|Author (Person)||Biscop, Sven|
|Publisher||Norwegian Institute of International Affairs (NUPI)|
|Series Title||NUPI Policy Brief|
|Series Details||No.33, 2016|
|Content Type||Journal | Series | Blog|
For better or for worse, the politics of Brexit, in combination with the implementation of the new EU Global Strategy for Foreign and Security Policy, have generated renewed momentum for European defence cooperation. EU member states have tabled a range of proposals. Some consolidation will be necessary, especially if effective defence integration is the aim – and that is the way to overcome current fragmentation. National forces can cooperate and be made interoperable with other forces in various formats simultaneously, but they can be integrated only once.

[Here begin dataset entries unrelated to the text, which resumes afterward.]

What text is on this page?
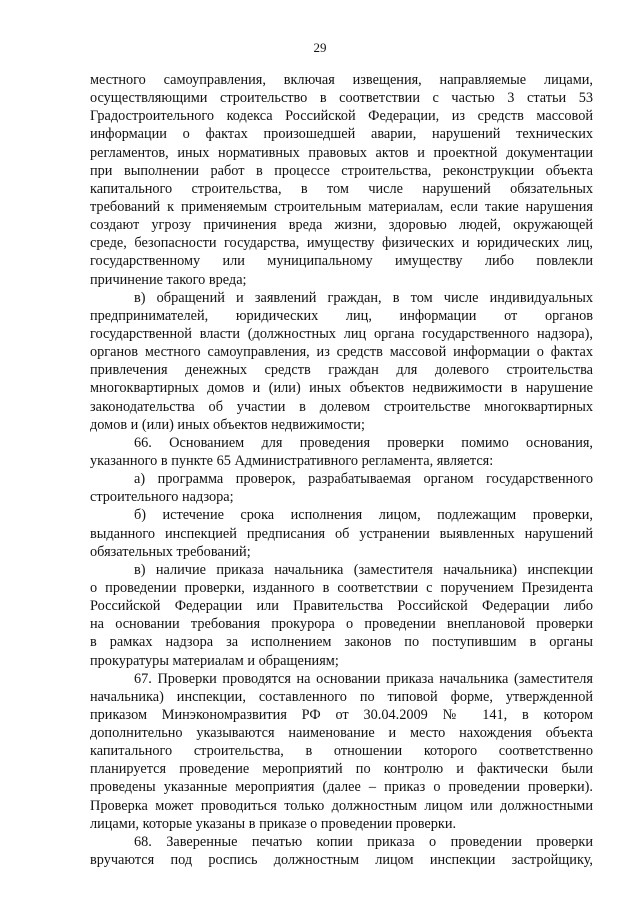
29

местного самоуправления, включая извещения, направляемые лицами,

осуществляющими строительство в соответствии с частью 3 статьи 53

Градостроительного кодекса Российской Федерации, из средств массовой

информации о фактах произошедшей аварии, нарушений технических

регламентов, иных нормативных правовых актов и проектной документации

при выполнении работ в процессе строительства, реконструкции объекта

капитального строительства, в том числе нарушений обязательных

требований к применяемым строительным материалам, если такие нарушения

создают угрозу причинения вреда жизни, здоровью людей, окружающей

среде, безопасности государства, имуществу физических и юридических лиц,

государственному или муниципальному имуществу либо повлекли

причинение такого вреда;

в) обращений и заявлений граждан, в том числе индивидуальных

предпринимателей, юридических лиц, информации от органов

государственной власти (должностных лиц органа государственного надзора),

органов местного самоуправления, из средств массовой информации о фактах

привлечения денежных средств граждан для долевого строительства

многоквартирных домов и (или) иных объектов недвижимости в нарушение

законодательства об участии в долевом строительстве многоквартирных

домов и (или) иных объектов недвижимости;

66. Основанием для проведения проверки помимо основания,

указанного в пункте 65 Административного регламента, является:

а) программа проверок, разрабатываемая органом государственного

строительного надзора;

б) истечение срока исполнения лицом, подлежащим проверки,

выданного инспекцией предписания об устранении выявленных нарушений

обязательных требований;

в) наличие приказа начальника (заместителя начальника) инспекции

о проведении проверки, изданного в соответствии с поручением Президента

Российской Федерации или Правительства Российской Федерации либо

на основании требования прокурора о проведении внеплановой проверки

в рамках надзора за исполнением законов по поступившим в органы

прокуратуры материалам и обращениям;

67. Проверки проводятся на основании приказа начальника (заместителя

начальника) инспекции, составленного по типовой форме, утвержденной

приказом Минэкономразвития РФ от 30.04.2009 № 141, в котором

дополнительно указываются наименование и место нахождения объекта

капитального строительства, в отношении которого соответственно

планируется проведение мероприятий по контролю и фактически были

проведены указанные мероприятия (далее – приказ о проведении проверки).

Проверка может проводиться только должностным лицом или должностными

лицами, которые указаны в приказе о проведении проверки.

68. Заверенные печатью копии приказа о проведении проверки

вручаются под роспись должностным лицом инспекции застройщику,
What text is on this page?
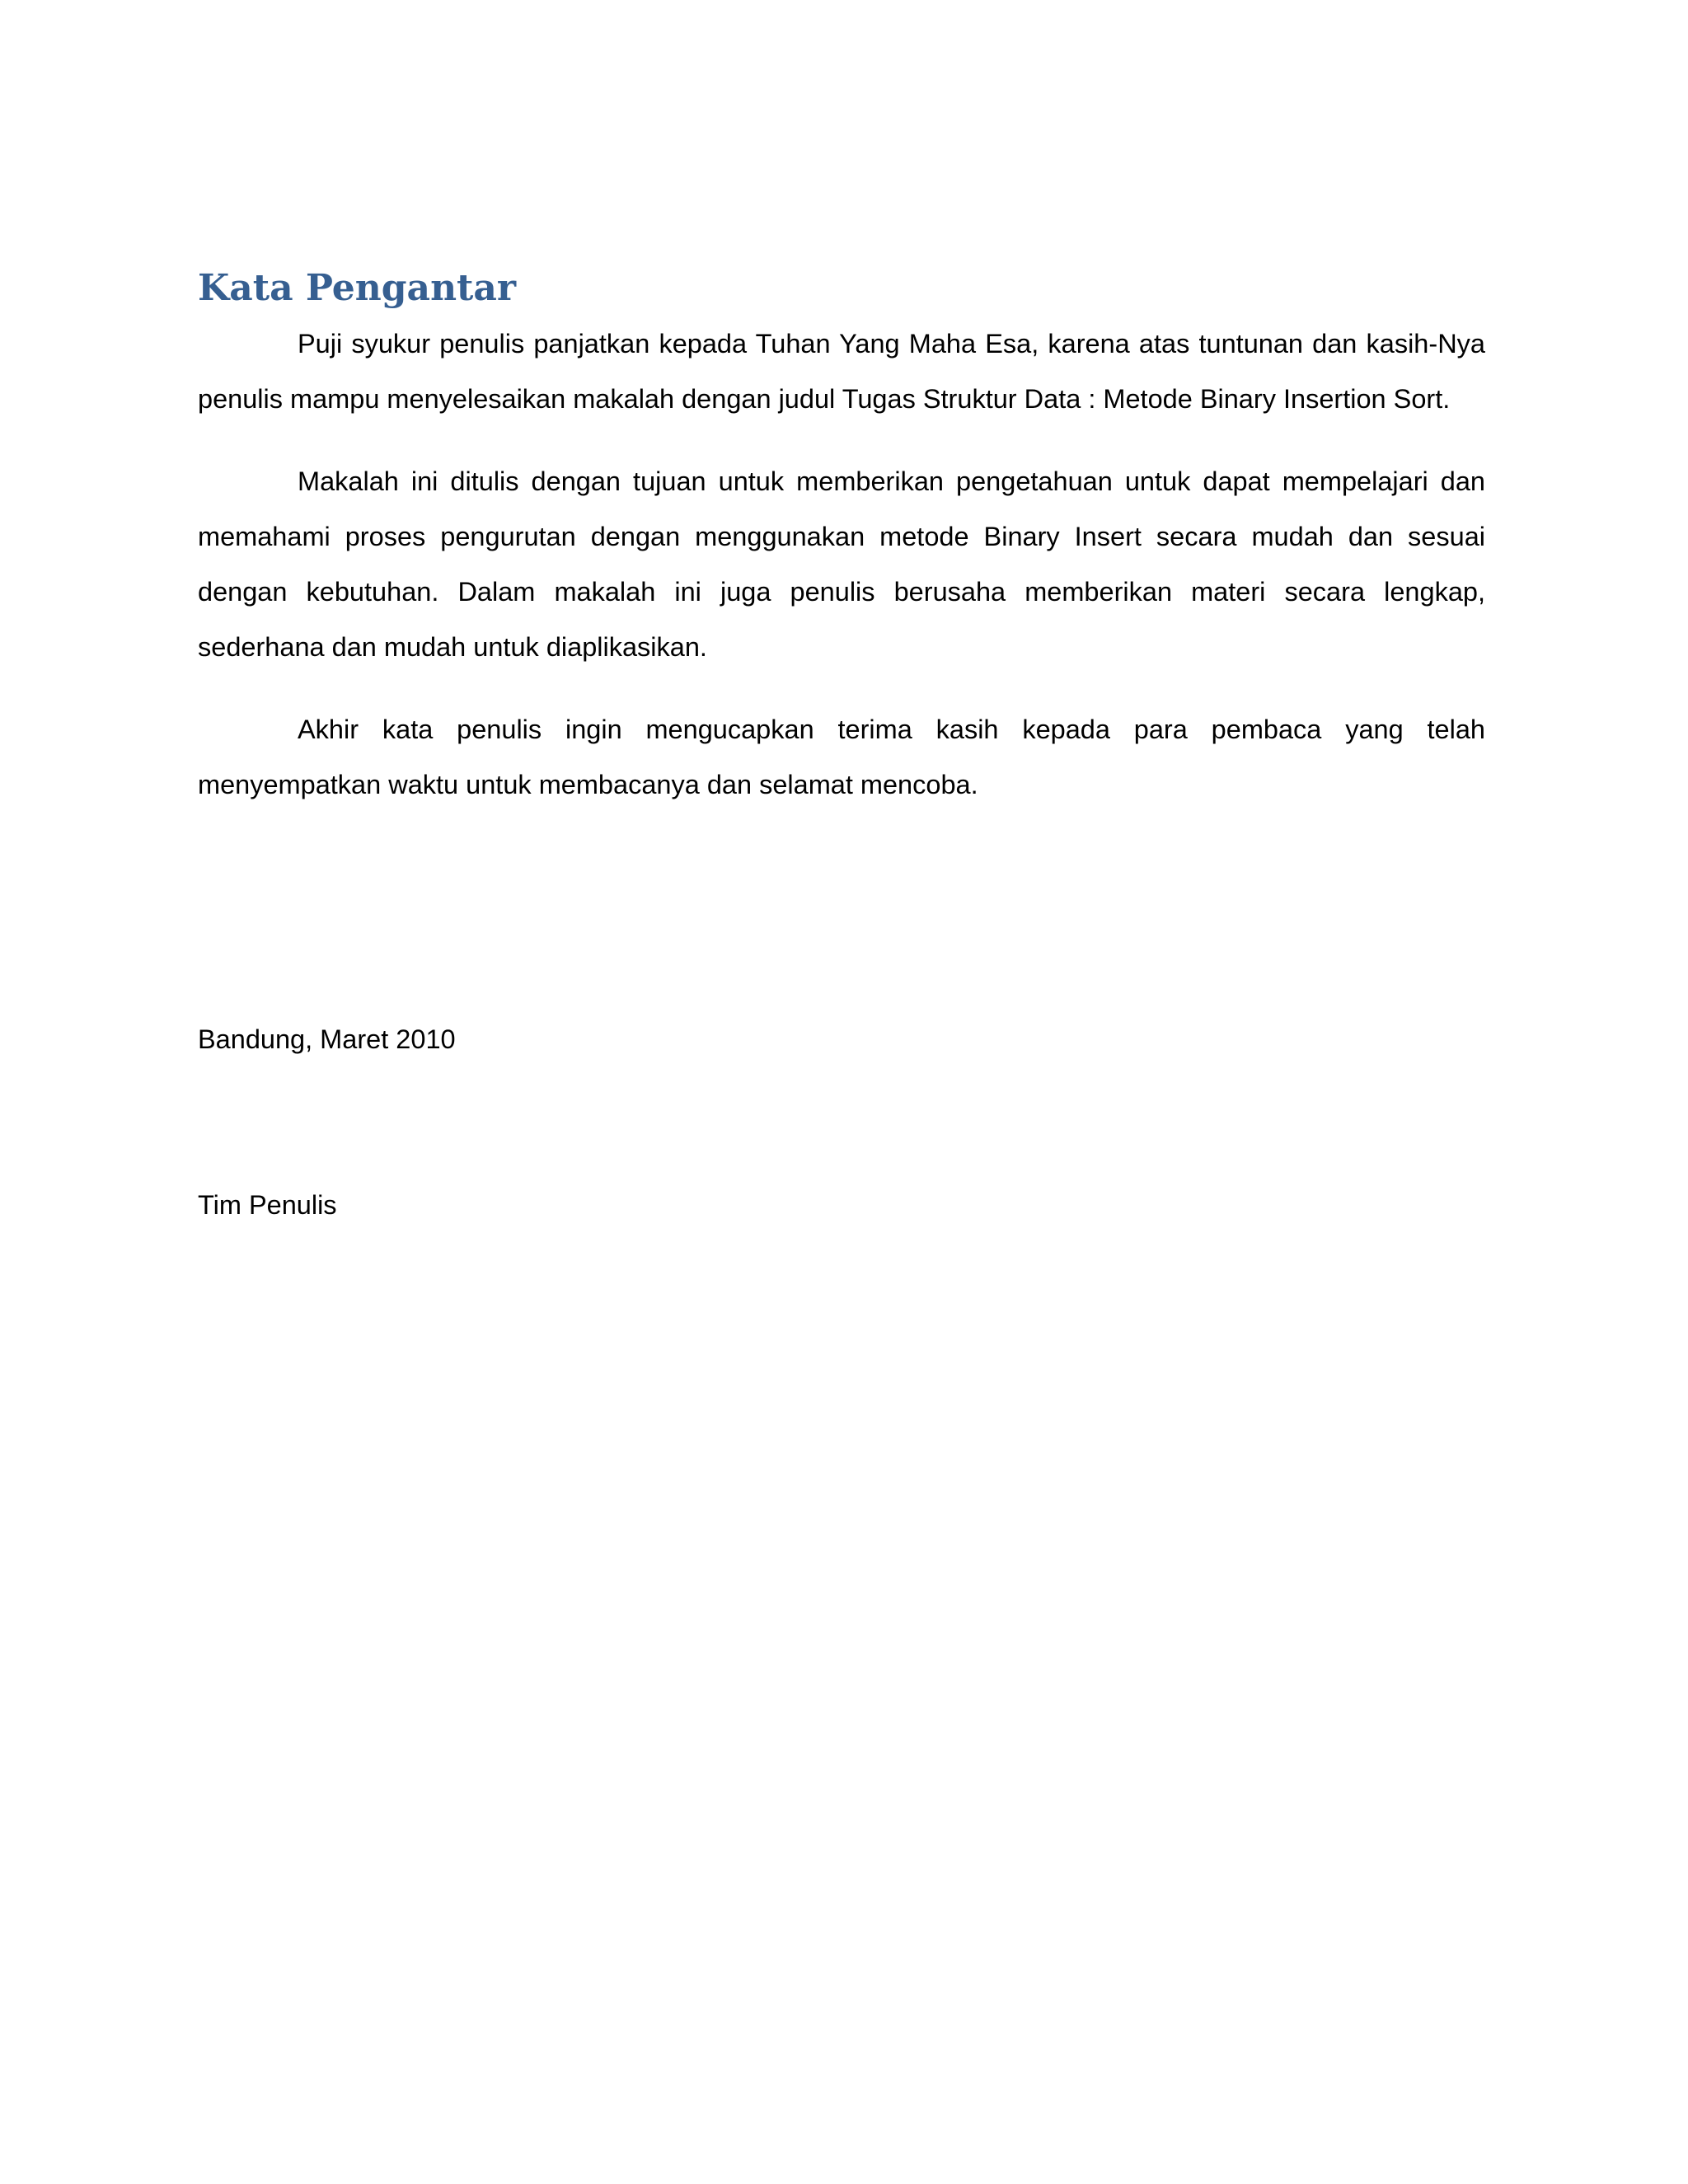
Kata Pengantar

Puji syukur penulis panjatkan kepada Tuhan Yang Maha Esa, karena atas tuntunan dan kasih-Nya penulis mampu menyelesaikan makalah dengan judul Tugas Struktur Data : Metode Binary Insertion Sort.

Makalah ini ditulis dengan tujuan untuk memberikan pengetahuan untuk dapat mempelajari dan memahami proses pengurutan dengan menggunakan metode Binary Insert secara mudah dan sesuai dengan kebutuhan. Dalam makalah ini juga penulis berusaha memberikan materi secara lengkap, sederhana dan mudah untuk diaplikasikan.

Akhir kata penulis ingin mengucapkan terima kasih kepada para pembaca yang telah menyempatkan waktu untuk membacanya dan selamat mencoba.

Bandung, Maret 2010

Tim Penulis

Two levels of defence cooperation and integration must be addressed. At the level of the EU as such, and using EU incentives such as Commission funding for R&T, largescale projects for the development and acquisition of strategic enablers can be mounted, with the European Defence Agency acting as manager. At the level of state clusters, large deployable multinational formations can be created (such as army corps and air wings), with fully integrated maintenance, logistics and other structures in support of the national manoeuvre units that each participant can contribute. By pooling all-too-limited national military sovereignty in this way, defence cooperation and integration can revive sovereignty, understood as the capacity for action, at a higher level.